PatchSiren

PatchSiren cyber security CVE debrief

CVE-2026-53809 OpenClaw CVE debrief

CVE-2026-53809 is a policy bypass vulnerability in OpenClaw before 2026.4.25. The vulnerability is caused by the embedded runner policy allowing requests using provider aliases to compare against aliases instead of canonical provider identities. This can lead to attackers exploiting this confusion to select bundled tool access outside intended provider policy restrictions when the affected feature is enabled.
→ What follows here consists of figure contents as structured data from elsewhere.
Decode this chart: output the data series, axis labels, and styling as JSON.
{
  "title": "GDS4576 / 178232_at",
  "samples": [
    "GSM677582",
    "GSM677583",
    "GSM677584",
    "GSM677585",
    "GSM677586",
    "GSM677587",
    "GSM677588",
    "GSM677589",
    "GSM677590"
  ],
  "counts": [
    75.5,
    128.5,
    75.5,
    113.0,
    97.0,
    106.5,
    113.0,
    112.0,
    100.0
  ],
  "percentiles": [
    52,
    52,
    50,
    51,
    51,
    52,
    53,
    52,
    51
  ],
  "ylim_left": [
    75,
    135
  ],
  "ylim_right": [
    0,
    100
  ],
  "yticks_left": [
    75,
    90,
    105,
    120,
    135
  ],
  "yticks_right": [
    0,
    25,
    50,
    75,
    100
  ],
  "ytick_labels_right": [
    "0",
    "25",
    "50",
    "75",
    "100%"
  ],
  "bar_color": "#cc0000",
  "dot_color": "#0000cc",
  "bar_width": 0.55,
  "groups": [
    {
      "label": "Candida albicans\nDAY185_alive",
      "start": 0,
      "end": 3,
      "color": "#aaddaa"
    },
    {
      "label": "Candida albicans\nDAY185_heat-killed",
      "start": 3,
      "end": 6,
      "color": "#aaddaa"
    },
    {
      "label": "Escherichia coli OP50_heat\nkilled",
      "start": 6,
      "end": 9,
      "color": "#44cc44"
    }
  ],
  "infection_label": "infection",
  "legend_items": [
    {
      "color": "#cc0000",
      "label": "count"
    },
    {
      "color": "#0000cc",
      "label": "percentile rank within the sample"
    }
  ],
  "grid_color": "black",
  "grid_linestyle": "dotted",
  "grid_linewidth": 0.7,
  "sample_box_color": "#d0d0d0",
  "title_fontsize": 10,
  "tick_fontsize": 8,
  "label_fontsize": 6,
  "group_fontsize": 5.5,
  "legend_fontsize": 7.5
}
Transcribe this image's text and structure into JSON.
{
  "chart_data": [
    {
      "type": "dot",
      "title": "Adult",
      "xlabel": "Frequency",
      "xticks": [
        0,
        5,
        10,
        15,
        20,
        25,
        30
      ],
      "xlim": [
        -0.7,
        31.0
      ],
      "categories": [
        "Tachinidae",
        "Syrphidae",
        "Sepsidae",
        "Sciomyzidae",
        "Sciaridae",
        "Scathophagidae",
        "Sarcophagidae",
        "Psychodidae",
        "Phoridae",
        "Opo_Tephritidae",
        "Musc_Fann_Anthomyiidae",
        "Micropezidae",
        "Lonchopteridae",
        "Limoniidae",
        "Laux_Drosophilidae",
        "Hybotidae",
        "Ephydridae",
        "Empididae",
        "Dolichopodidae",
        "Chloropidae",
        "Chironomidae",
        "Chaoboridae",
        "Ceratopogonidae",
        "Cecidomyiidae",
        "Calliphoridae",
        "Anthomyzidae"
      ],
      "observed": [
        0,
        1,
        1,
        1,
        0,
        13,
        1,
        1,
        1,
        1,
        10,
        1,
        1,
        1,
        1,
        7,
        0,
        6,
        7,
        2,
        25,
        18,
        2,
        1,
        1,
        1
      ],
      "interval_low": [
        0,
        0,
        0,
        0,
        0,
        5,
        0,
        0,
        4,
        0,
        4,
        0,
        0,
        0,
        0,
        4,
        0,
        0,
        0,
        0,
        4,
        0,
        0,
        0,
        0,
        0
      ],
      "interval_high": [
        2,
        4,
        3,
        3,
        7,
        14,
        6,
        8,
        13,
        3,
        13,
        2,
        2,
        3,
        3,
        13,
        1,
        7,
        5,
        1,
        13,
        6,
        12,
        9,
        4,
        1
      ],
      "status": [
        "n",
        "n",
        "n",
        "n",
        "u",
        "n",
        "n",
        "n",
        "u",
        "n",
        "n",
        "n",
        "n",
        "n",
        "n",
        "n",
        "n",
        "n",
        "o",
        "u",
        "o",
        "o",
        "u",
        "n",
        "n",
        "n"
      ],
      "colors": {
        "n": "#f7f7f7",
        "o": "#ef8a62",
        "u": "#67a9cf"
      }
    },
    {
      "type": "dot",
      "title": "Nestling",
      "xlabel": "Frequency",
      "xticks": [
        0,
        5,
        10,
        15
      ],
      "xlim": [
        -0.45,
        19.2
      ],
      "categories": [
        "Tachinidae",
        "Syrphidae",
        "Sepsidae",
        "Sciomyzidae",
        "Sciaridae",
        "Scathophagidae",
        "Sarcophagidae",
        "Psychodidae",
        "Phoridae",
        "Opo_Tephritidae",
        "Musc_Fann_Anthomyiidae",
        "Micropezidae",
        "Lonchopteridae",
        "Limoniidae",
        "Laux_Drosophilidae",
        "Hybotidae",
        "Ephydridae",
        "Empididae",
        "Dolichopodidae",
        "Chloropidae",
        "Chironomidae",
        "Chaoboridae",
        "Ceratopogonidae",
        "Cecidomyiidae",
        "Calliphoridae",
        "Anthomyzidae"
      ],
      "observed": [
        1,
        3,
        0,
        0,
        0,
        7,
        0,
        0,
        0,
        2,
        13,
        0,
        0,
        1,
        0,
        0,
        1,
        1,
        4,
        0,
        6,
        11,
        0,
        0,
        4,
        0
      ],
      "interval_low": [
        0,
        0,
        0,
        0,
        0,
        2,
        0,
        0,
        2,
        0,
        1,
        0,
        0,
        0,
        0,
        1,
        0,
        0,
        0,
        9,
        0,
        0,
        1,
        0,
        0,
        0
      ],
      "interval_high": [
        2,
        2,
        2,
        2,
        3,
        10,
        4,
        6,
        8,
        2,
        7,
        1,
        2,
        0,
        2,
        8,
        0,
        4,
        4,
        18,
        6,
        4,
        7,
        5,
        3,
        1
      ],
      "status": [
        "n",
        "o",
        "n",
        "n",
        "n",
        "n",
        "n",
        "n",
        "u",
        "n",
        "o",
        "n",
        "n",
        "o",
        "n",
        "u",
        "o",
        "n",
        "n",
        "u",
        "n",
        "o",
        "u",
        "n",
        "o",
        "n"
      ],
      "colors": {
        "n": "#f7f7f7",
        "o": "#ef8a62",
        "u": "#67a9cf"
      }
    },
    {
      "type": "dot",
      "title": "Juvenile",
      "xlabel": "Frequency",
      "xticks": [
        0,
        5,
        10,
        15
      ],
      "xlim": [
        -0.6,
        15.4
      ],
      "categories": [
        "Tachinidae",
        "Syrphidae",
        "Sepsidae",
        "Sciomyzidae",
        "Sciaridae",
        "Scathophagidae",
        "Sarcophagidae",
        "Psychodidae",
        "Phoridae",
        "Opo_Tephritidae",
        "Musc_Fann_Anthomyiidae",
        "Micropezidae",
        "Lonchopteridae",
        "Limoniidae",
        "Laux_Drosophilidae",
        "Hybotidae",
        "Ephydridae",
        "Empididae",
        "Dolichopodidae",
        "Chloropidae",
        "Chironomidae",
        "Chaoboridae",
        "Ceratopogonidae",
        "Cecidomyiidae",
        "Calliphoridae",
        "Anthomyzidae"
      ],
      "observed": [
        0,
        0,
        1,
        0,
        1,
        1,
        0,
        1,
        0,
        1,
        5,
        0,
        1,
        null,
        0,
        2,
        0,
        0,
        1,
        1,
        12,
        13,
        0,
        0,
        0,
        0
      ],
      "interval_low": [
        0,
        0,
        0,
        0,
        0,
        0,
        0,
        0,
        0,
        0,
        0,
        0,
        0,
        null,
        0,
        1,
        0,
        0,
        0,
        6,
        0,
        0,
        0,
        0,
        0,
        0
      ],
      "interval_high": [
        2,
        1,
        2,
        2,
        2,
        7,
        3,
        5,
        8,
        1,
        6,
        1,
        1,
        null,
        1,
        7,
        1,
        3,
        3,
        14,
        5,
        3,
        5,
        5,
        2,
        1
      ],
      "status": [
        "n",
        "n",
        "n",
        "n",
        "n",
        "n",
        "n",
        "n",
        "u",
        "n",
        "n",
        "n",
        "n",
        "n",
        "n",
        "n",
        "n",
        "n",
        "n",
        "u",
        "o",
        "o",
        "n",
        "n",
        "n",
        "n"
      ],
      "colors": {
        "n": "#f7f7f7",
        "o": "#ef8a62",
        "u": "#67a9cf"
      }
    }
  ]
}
The CVSS score for this vulnerability is 4.8, and the severity is classified as MEDIUM.

Vendor
OpenClaw
Product
Unknown
CVSS
MEDIUM 4.8
CISA KEV
Not listed in stored evidence
Original CVE published
2026-06-11
Original CVE updated
2026-06-12
Advisory published
2026-06-11
Advisory updated
2026-06-12

Who should care

Users of OpenClaw before version 2026.4.25 should be aware of this vulnerability and take necessary actions to mitigate it.

Technical summary

The vulnerability is caused by the embedded runner policy in OpenClaw allowing requests using provider aliases to compare against aliases instead of canonical provider identities. This can lead to policy bypass and unauthorized access to bundled tool access.

Defensive priority

MEDIUM

Recommended defensive actions

  • Upgrade OpenClaw to version 2026.4.25 or later.
  • Refer to [ref-4](https://github.com/openclaw/openclaw/security/advisories/GHSA-p39j-x9h5-q66m) and [ref-5](https://www.vulncheck.com/advisories/openclaw-provider-alias-confusion-in-embedded-runner-policy) for mitigation.

Evidence notes

The vulnerability was published on [cve-org](https://www.cve.org/CVERecord?id=CVE-2026-53809) and detailed on [nvd](https://nvd.nist.gov/vuln/detail/CVE-2026-53809).

Official resources

CVE-2026-53809 was published on 2026-06-11T21:16:22.857Z and modified on 2026-06-12T19:32:51.550Z.